The newly elected Bosnian Serb member of the tripartite Presidency said his Bosnian Croat counterpart has a “legitimacy crisis” since he was, for the third time already, elected thanks to Bosniak votes.
Bosnia’s Presidency is composed of three members, each representing one of the ethnic majorities living in the country – Bosniaks, Croats and Serbs. But since the Bosnian and Croat members are elected from the same part of the country, and the Bosniaks are numerically dominant there, Bosnian Croat politicians have been complaining that their newly elected representative in the presidency, left-leaning Democratic Front (DF) leader Zeljko Komsic, was actually not their legitimate representative as he was elected by Bosniaks.

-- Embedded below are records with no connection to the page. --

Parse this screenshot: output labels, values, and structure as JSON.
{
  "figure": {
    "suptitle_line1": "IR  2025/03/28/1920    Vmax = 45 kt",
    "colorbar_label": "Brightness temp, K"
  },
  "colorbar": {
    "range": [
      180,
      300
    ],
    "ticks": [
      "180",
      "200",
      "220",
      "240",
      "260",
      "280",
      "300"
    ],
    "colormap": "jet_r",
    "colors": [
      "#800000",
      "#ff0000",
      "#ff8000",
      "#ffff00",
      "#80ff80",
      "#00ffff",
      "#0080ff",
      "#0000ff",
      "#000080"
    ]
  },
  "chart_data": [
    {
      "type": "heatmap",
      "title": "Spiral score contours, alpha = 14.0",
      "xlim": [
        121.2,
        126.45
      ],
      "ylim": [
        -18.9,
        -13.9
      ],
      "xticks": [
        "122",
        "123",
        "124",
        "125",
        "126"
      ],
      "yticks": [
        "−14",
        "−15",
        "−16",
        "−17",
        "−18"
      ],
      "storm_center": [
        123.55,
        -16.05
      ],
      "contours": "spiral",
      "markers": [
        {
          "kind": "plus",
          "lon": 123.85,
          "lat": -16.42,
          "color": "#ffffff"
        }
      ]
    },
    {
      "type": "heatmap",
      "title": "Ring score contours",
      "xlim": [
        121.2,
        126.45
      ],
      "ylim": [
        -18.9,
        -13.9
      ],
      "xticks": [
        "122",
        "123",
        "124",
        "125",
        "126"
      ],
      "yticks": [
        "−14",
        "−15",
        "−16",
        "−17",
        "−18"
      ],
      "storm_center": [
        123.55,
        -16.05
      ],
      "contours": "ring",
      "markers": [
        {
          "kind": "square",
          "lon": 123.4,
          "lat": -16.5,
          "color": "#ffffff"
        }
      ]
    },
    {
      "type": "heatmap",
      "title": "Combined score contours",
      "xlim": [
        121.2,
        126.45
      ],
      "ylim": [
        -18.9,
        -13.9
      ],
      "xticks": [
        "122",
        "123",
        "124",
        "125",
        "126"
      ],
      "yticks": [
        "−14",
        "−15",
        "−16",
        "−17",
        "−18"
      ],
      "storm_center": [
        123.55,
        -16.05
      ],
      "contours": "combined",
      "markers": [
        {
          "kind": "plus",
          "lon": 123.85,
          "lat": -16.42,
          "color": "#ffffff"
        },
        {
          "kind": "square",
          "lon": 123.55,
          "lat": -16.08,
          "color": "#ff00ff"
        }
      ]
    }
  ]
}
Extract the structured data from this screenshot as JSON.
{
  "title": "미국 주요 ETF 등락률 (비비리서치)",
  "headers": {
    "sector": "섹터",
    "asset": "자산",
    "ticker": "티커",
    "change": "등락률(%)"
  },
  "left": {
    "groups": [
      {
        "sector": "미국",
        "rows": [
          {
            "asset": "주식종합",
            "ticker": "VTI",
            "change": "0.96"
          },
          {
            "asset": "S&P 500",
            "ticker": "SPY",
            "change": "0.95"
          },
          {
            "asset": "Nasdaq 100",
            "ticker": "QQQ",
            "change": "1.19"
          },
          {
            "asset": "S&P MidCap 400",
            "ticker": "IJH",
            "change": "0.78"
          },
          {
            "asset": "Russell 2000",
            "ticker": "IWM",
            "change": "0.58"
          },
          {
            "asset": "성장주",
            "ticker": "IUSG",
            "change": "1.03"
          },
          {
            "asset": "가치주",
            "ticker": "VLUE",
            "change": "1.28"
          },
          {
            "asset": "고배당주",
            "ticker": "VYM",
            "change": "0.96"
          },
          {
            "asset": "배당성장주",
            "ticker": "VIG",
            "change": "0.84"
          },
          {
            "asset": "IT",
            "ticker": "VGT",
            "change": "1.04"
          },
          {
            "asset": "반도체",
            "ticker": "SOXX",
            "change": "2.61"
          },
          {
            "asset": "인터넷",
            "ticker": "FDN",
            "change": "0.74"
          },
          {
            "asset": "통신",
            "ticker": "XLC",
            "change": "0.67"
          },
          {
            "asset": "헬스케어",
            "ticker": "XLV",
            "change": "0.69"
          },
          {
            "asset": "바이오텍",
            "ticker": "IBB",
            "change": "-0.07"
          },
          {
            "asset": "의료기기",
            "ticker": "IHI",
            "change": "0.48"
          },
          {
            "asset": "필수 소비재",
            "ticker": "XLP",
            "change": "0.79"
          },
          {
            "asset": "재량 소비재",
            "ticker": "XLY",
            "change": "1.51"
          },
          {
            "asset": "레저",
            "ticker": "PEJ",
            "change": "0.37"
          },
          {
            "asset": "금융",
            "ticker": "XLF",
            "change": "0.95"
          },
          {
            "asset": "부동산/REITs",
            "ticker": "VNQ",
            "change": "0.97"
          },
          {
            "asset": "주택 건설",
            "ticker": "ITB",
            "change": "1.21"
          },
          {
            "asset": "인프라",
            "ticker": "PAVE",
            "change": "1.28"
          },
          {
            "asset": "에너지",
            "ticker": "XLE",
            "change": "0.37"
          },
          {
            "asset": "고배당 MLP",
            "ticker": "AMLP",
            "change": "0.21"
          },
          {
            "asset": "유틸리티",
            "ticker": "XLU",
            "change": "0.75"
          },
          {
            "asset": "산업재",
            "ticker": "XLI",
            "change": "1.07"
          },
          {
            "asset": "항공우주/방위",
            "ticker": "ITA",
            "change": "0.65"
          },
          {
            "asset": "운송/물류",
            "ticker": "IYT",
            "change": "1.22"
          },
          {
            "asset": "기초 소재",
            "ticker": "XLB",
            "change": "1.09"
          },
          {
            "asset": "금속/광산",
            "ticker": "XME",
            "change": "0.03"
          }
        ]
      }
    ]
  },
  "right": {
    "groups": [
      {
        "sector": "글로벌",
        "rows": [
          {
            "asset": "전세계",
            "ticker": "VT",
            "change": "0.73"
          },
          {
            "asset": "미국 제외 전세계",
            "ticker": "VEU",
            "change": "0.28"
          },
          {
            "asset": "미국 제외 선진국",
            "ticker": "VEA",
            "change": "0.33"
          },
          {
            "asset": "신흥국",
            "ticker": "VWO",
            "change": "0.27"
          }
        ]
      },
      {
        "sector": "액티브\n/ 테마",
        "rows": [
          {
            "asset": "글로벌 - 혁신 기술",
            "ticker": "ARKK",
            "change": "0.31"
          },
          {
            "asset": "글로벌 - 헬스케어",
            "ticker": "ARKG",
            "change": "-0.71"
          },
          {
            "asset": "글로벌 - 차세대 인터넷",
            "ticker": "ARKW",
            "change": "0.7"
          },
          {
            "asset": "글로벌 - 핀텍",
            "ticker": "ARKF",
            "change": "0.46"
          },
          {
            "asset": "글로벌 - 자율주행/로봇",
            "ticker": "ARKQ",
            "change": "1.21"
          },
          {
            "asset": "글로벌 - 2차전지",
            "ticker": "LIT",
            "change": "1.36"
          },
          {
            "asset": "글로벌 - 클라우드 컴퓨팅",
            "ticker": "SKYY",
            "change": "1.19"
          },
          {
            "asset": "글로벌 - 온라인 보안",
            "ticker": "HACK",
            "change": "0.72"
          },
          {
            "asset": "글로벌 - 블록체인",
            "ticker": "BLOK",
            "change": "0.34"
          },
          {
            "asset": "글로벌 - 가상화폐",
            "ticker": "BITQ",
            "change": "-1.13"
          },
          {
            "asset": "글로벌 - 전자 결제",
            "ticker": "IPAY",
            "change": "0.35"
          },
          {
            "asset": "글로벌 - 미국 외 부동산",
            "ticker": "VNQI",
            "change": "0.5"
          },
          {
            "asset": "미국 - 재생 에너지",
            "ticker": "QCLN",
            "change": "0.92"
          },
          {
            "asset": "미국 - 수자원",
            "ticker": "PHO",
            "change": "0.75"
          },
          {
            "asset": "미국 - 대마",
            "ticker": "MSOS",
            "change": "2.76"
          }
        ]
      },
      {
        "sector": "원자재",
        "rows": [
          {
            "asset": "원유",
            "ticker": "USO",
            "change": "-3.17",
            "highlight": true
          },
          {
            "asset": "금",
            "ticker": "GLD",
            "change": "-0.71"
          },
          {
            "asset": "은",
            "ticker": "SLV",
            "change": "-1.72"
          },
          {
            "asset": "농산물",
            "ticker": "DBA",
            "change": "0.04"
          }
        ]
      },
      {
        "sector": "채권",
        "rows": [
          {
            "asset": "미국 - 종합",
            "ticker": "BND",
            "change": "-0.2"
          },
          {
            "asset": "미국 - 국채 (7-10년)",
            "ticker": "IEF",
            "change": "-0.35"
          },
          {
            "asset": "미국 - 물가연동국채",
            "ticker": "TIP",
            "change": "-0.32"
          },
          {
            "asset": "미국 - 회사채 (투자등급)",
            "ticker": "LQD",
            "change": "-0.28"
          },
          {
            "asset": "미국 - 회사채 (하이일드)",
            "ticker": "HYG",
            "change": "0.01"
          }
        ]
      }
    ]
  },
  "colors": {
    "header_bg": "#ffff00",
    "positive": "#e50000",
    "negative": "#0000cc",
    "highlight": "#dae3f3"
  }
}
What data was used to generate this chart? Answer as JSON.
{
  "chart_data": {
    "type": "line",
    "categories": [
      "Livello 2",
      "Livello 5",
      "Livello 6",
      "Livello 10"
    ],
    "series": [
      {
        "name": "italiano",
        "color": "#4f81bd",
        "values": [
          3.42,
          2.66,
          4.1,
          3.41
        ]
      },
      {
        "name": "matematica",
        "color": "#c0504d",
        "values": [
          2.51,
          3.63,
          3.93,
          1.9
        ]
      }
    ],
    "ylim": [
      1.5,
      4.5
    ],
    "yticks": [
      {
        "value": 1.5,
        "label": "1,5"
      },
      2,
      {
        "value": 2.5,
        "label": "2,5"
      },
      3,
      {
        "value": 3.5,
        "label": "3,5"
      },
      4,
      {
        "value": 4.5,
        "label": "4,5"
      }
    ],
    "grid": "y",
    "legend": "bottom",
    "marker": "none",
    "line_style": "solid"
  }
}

The newly elected Bosnian Serb Presidency member, Milorad Dodik, agrees with them.
Komsic is a pro-Bosnian politician, while Dodik has, during his past mandate as President of the Serb-dominated semi-autonomous entity of Republika Srpska (RS), been advocating the secession of the RS from Bosnia and the annexation of it to neighbouring Serbia.
Komsic recently told a Serbian newspaper that Serbia and Bosnia have a border between them on the eastern Drina river and that Serbia should respect this border.
Commenting that statement, Dodik told the SRNA news agency that he respects the Dayton Peace Agreement, which ended the 1992-1995 war in Bosnia and which defined the country’s border, but that that border is “a sad fact for all Serbs, including me.”
“That is why we like to say that, for Serbs, Drina is not a border that separates, but a river that connects our people and Komsic knows this very well, as he knows that he cannot do anything about it,” he said.
The Bosnian Serb leader said that Komsic does not have the political strength or the competencies to set any conditions to anybody.
“Serbia is for Republika Srpska a top priority, which is something the Dayton Agreement also takes into account, so I am putting Komsic’s statement into a context of a legitimacy crisis,” Dodik said.
“He is not someone who can give lessons to anybody in Republika Srpska, not to mention Serbia, and he is aware of his own insignificance, that is why he is speaking as he is,” he said of Komsic.